Divide using synthetic division $$ ( 3x^{3}+19x^{2}-29x+10 ) \div ( 3x-2 ) $$
Answer
The synthetic division table is:
$$ \begin{array}{c|rrrr}2&3&19&-29&10\\& & 6& 50& \color{black}{42} \\ \hline &\color{blue}{3}&\color{blue}{25}&\color{blue}{21}&\color{orangered}{52} \end{array} $$The solution is:
$$ \frac{ 3x^{3}+19x^{2}-29x+10 }{ x-2 } = \color{blue}{3x^{2}+25x+21} ~+~ \frac{ \color{red}{ 52 } }{ x-2 } $$Explanation
Step 1 : Write down the coefficients of the dividend into division table. Put the zero from $ x -2 = 0 $ ( $ x = \color{blue}{ 2 } $ ) at the left.
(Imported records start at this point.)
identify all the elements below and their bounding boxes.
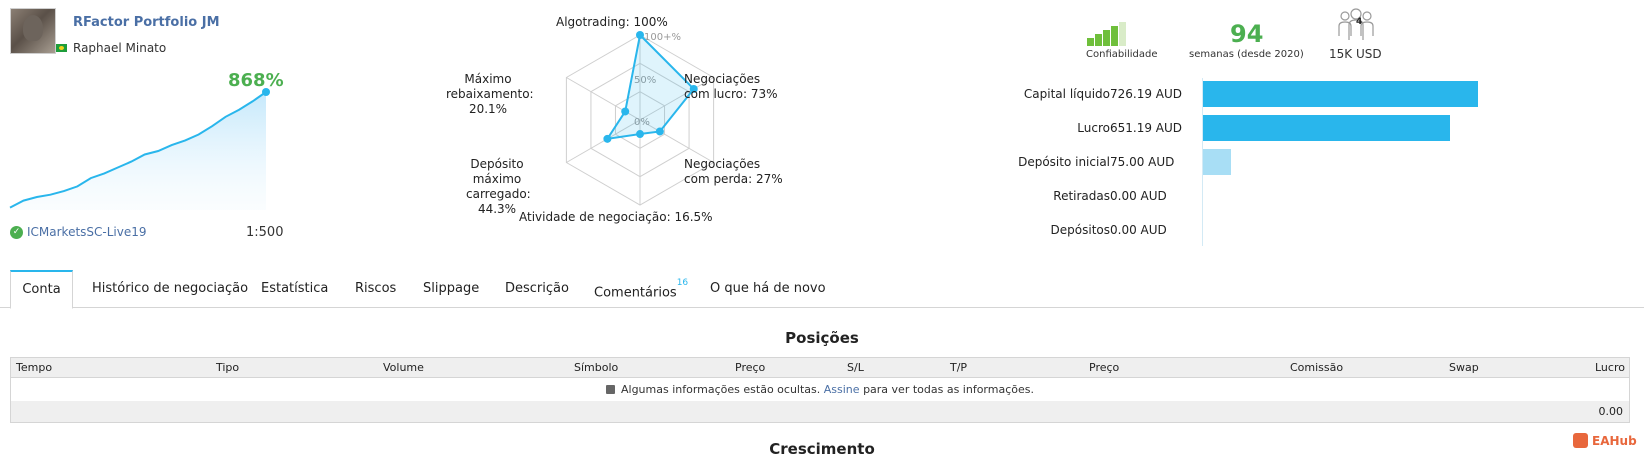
radar-point [621, 107, 630, 116]
tab-statistics[interactable]: Estatística [245, 270, 344, 308]
leverage-value: 1:500 [246, 225, 284, 240]
positions-title: Posições [785, 329, 859, 347]
radar-chart: 100+% 50% 0% [565, 31, 715, 206]
stat-value: 0.00 AUD [1110, 189, 1167, 203]
radar-label-deposit-load: Depósito máximo carregado: 44.3% [466, 157, 531, 216]
hidden-info-text: Algumas informações estão ocultas. [620, 383, 821, 396]
radar-point [603, 134, 612, 143]
col-swap: Swap [1449, 361, 1479, 374]
stat-value: 726.19 AUD [1110, 87, 1183, 101]
tab-whats-new[interactable]: O que há de novo [694, 270, 842, 308]
col-price-current: Preço [1089, 361, 1120, 374]
subscribers-label: 15K USD [1329, 47, 1382, 61]
stat-value: 0.00 AUD [1110, 223, 1167, 237]
eahub-icon [1573, 433, 1588, 448]
weeks-value: 94 [1230, 20, 1264, 48]
reliability-bar [1111, 26, 1118, 46]
weeks-label: semanas (desde 2020) [1189, 49, 1304, 60]
col-tp: T/P [950, 361, 968, 374]
stat-value: 651.19 AUD [1110, 121, 1183, 135]
stats-axis [1202, 78, 1203, 246]
subscribers-count: 4 [1356, 17, 1363, 27]
table-header: Tempo Tipo Volume Símbolo Preço S/L T/P … [11, 358, 1629, 378]
reliability-bars-icon [1087, 22, 1127, 46]
radar-scale-100: 100+% [644, 32, 681, 43]
col-sl: S/L [847, 361, 864, 374]
verified-shield-icon: ✓ [10, 226, 23, 239]
tab-risks[interactable]: Riscos [339, 270, 412, 308]
col-volume: Volume [383, 361, 424, 374]
radar-point [655, 127, 664, 136]
growth-section-title: Crescimento [769, 440, 875, 457]
col-price-open: Preço [735, 361, 766, 374]
comments-badge: 16 [676, 278, 689, 288]
account-title[interactable]: RFactor Portfolio JM [73, 15, 220, 30]
positions-table: Tempo Tipo Volume Símbolo Preço S/L T/P … [10, 357, 1630, 423]
col-commission: Comissão [1290, 361, 1344, 374]
tab-slippage[interactable]: Slippage [407, 270, 495, 308]
col-type: Tipo [216, 361, 240, 374]
growth-mini-chart [9, 88, 270, 210]
reliability-bar [1119, 22, 1126, 46]
tab-comments[interactable]: Comentários16 [578, 270, 704, 308]
hidden-info-text-2: para ver todas as informações. [863, 383, 1034, 396]
eahub-logo[interactable]: EAHub [1573, 433, 1637, 448]
stat-bar [1203, 81, 1478, 107]
stat-label: Retiradas [1053, 189, 1110, 203]
radar-point [636, 31, 644, 39]
stat-bar [1203, 149, 1231, 175]
hidden-info-row: Algumas informações estão ocultas. Assin… [11, 378, 1629, 401]
server-link[interactable]: ICMarketsSC-Live19 [27, 225, 147, 239]
col-time: Tempo [16, 361, 53, 374]
avatar[interactable] [10, 8, 56, 54]
radar-label-activity: Atividade de negociação: 16.5% [519, 210, 713, 224]
stat-label: Depósito inicial [1018, 155, 1110, 169]
growth-area [10, 92, 266, 210]
account-user[interactable]: Raphael Minato [73, 41, 166, 55]
tab-conta[interactable]: Conta [10, 270, 73, 309]
radar-shape [605, 32, 696, 141]
subscribe-link[interactable]: Assine [824, 383, 860, 396]
tab-trading-history[interactable]: Histórico de negociação [76, 270, 264, 308]
radar-point [636, 130, 644, 139]
stat-value: 75.00 AUD [1110, 155, 1175, 169]
tab-bar: Conta Histórico de negociação Estatístic… [0, 270, 1644, 309]
radar-label-profit-trades: Negociações com lucro: 73% [684, 72, 778, 101]
radar-label-loss-trades: Negociações com perda: 27% [684, 157, 783, 186]
radar-label-algotrading: Algotrading: 100% [556, 15, 668, 29]
reliability-bar [1087, 38, 1094, 46]
reliability-bar [1095, 34, 1102, 46]
radar-label-drawdown: Máximo rebaixamento: 20.1% [446, 72, 534, 116]
col-symbol: Símbolo [574, 361, 619, 374]
stat-label: Lucro [1077, 121, 1110, 135]
reliability-bar [1103, 30, 1110, 46]
growth-end-point [262, 88, 270, 96]
col-profit: Lucro [1595, 361, 1625, 374]
brazil-flag-icon [56, 44, 67, 52]
stat-label: Capital líquido [1023, 87, 1110, 101]
tab-description[interactable]: Descrição [489, 270, 585, 308]
total-profit: 0.00 [1598, 405, 1624, 418]
lock-icon [605, 385, 615, 394]
reliability-label: Confiabilidade [1086, 49, 1158, 60]
stat-label: Depósitos [1050, 223, 1110, 237]
stat-bar [1203, 115, 1450, 141]
total-row: 0.00 [11, 401, 1629, 422]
$$ \begin{array}{c|rrrr}\color{blue}{2}&3&19&-29&10\\& & & & \\ \hline &&&& \end{array} $$Step 1 : Bring down the leading coefficient to the bottom row.
$$ \begin{array}{c|rrrr}2&\color{orangered}{ 3 }&19&-29&10\\& & & & \\ \hline &\color{orangered}{3}&&& \end{array} $$Step 2 : Multiply by the number on the left, and carry the result into the next column: $ \color{blue}{ 2 } \cdot \color{blue}{ 3 } = \color{blue}{ 6 } $.
$$ \begin{array}{c|rrrr}\color{blue}{2}&3&19&-29&10\\& & \color{blue}{6} & & \\ \hline &\color{blue}{3}&&& \end{array} $$Step 3 : Add down last column: $ \color{orangered}{ 19 } + \color{orangered}{ 6 } = \color{orangered}{ 25 } $
$$ \begin{array}{c|rrrr}2&3&\color{orangered}{ 19 }&-29&10\\& & \color{orangered}{6} & & \\ \hline &3&\color{orangered}{25}&& \end{array} $$Step 4 : Multiply by the number on the left, and carry the result into the next column: $ \color{blue}{ 2 } \cdot \color{blue}{ 25 } = \color{blue}{ 50 } $.
$$ \begin{array}{c|rrrr}\color{blue}{2}&3&19&-29&10\\& & 6& \color{blue}{50} & \\ \hline &3&\color{blue}{25}&& \end{array} $$Step 5 : Add down last column: $ \color{orangered}{ -29 } + \color{orangered}{ 50 } = \color{orangered}{ 21 } $
$$ \begin{array}{c|rrrr}2&3&19&\color{orangered}{ -29 }&10\\& & 6& \color{orangered}{50} & \\ \hline &3&25&\color{orangered}{21}& \end{array} $$Step 6 : Multiply by the number on the left, and carry the result into the next column: $ \color{blue}{ 2 } \cdot \color{blue}{ 21 } = \color{blue}{ 42 } $.
$$ \begin{array}{c|rrrr}\color{blue}{2}&3&19&-29&10\\& & 6& 50& \color{blue}{42} \\ \hline &3&25&\color{blue}{21}& \end{array} $$Step 7 : Add down last column: $ \color{orangered}{ 10 } + \color{orangered}{ 42 } = \color{orangered}{ 52 } $
$$ \begin{array}{c|rrrr}2&3&19&-29&\color{orangered}{ 10 }\\& & 6& 50& \color{orangered}{42} \\ \hline &\color{blue}{3}&\color{blue}{25}&\color{blue}{21}&\color{orangered}{52} \end{array} $$Bottom line represents the quotient $ \color{blue}{ 3x^{2}+25x+21 } $ with a remainder of $ \color{red}{ 52 } $.